Hedge fund activity in Paypal Holdings Inc. (NASDAQ:PYPL)

At the end of the fourth quarter, a total of 84 of the hedge funds tracked by Insider Monkey were long this stock, a decline of 3% from the third quarter. With the smart money’s positions undergoing their usual ebb and flow, there exists a select group of key hedge fund managers who were boosting their stakes meaningfully (or already accumulated large positions).
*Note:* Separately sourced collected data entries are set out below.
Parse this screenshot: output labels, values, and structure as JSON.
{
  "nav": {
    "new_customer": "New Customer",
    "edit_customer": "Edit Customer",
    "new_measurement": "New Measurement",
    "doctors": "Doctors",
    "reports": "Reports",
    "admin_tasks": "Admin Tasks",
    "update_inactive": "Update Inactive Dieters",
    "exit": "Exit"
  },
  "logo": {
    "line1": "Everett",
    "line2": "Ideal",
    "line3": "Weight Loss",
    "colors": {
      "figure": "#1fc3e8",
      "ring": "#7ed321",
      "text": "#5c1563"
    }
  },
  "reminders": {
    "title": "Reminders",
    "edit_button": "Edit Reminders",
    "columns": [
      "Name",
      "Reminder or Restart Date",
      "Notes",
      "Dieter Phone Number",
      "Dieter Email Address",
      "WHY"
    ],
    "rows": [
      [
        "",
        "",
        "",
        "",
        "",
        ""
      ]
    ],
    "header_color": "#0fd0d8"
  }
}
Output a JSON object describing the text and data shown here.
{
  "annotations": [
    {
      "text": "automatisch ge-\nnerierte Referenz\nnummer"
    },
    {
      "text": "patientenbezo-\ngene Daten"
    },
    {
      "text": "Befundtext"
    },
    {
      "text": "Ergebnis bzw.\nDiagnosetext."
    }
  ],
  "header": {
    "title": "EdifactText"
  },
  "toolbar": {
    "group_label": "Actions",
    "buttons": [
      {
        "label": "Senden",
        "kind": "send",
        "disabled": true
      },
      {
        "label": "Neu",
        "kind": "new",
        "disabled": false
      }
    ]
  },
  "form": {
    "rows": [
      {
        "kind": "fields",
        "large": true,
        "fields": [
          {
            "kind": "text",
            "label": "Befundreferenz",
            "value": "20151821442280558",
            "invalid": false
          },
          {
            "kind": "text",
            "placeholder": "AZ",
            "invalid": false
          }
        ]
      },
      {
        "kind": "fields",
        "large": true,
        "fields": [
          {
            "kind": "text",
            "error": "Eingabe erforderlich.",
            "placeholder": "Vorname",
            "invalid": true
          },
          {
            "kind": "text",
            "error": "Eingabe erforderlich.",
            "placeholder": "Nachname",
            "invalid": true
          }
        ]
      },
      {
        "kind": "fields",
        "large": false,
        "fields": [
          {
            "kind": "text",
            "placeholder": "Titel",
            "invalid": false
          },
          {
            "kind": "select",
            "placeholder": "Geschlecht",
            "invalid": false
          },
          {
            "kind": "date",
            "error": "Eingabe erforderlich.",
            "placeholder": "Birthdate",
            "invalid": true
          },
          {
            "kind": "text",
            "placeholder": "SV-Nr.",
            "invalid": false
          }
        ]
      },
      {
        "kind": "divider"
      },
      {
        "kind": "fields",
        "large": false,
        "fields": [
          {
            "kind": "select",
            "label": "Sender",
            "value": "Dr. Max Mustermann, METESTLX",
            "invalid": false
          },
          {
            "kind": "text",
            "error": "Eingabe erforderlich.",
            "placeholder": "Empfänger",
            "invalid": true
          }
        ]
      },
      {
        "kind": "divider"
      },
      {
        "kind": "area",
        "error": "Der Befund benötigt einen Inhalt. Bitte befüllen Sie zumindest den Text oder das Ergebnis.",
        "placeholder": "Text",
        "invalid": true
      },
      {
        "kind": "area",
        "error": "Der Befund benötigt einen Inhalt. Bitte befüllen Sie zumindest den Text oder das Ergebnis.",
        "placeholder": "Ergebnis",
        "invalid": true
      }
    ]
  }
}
When looking at the institutional investors followed by Insider Monkey, Carl Icahn’s Icahn Capital LP has the biggest position in Paypal Holdings Inc. (NASDAQ:PYPL), worth close to $1.68 billion, comprising 5.7% of its total 13F portfolio. On Icahn Capital LP’s heels is Orbis Investment Management, led by William B. Gray, holding a $443.9 million position; 3.5% of its 13F portfolio is allocated to the stock. The remaining members of the smart money that hold long positions include D. E. Shaw’s D E Shaw, Seth Klarman’s Baupost Group and Kerr Neilson’s Platinum Asset Management.